Entscheidungsstichwort (Thema)
Zuständigkeitsbestimmung aus prozessökonomischen Gründen
Leitsatz (amtlich)
1. Nachlasserbenschulden unterfallen dem erweiterten Gerichtsstand der Erbschaft nach § 28 ZPO. Das gilt auch dann, wenn ein Miterbe Nachlassgläubiger ist.

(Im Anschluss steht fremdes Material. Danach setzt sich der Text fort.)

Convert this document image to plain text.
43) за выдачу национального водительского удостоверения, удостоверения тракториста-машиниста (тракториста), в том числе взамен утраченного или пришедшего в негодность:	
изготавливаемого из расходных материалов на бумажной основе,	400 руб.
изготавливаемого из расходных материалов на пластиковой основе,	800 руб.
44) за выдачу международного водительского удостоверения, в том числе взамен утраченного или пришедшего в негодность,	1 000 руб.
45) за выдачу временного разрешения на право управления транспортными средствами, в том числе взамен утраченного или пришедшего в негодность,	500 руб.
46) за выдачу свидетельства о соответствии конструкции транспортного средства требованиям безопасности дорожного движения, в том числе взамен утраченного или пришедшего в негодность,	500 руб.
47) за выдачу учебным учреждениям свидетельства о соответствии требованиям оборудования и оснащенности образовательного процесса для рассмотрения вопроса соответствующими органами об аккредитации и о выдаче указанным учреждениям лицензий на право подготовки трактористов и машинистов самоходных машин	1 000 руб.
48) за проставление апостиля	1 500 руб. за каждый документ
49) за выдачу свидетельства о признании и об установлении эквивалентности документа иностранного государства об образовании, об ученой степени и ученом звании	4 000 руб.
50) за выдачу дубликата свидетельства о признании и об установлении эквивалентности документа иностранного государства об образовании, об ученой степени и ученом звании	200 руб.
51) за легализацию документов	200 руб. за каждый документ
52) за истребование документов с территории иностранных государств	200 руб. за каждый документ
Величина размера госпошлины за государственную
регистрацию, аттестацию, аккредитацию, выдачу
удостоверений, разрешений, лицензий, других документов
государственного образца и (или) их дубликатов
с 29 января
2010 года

2. Eine Bestimmung der Zuständigkeit nach § 36 Abs. 1 Nr. 3 ZPO scheidet in der Regel aus, wenn ein gemeinschaftlicher besonderer Gerichtsstand gegeben ist. Aus prozessökonomischen Gründen kann es gleichwohl geboten sein, das diesem Gerichtsstand zuzuordnende Gericht als zuständiges Gericht zu bestimmen, wenn es seine Zuständigkeit verneint.
Normenkette
ZPO §§ 28, 36 Abs. 1 Nr. 3, § 37
Verfahrensgang
LG Kiel (Aktenzeichen 7 O 3/07) |
AG Norderstedt (Aktenzeichen 42 C 260/06) |
Tenor
Zum zuständigen Gericht wird das AG N. bestimmt.
Gründe
I. Die Klägerin und die Beklagten sind gemeinsam mit ihrer Schwester S. Miterben zu je einem Fünftel nach ihrer am 27.9.2004 in N. - ihrem letzen Wohnsitz - verstorbenen Mutter. Die Klägerin hat mit ihrer am 23. 06.2006 beim AG N. eingereichten Klage beantragt, die Beklagten zu 1. bis 3 zu verurteilen, an sie jeweils 1.025,88 EUR nebst Zinsen zu zahlen. Sie hat dazu vorgetragen, sie und ihre Schwester S., die ihre Forderung an sie abgetreten habe, hätten im Zusammenhang mit der Abwicklung des Nachlasses nach Maßgabe der Beschlüsse der Erbengemeinschaft vom 20.11.2004 und 2.4.2005 einen Aufwendungsersatzanspruch gegen die übrigen Miterben von jeweils 931 EUR. Ferner habe sie - die Klägerin - den Debetsaldo der Erblasserin auf deren Konto über 474,43 EUR ausgeglichen und hieraus einen Erstattungsanspruch gegen die Beklagten von jeweils 94, 88 EUR. Die örtliche Zuständigkeit des angerufenen Gerichts ergebe sich aus §§ 27, 28 ZPO. Die Beklagten zu 2. und 3. haben die örtliche Zuständigkeit des AG N. gerügt. Dieses hat die Auffassung vertreten, dass seine Zuständigkeit nach §§ 27, 28 ZPO nicht gegeben sei und am 26.2.2006 über die Zulässigkeit der Klage verhandelt. Die Klägerin hat beantragt, die Akten dem LG Kiel zur Bestimmung des zuständigen Gerichts vorzulegen. Dem ist das AG gefolgt. Das LG Kiel hat die Akten zuständigkeitshalber dem OLG Schleswig zur Bestimmung der Zuständigkeit übersandt.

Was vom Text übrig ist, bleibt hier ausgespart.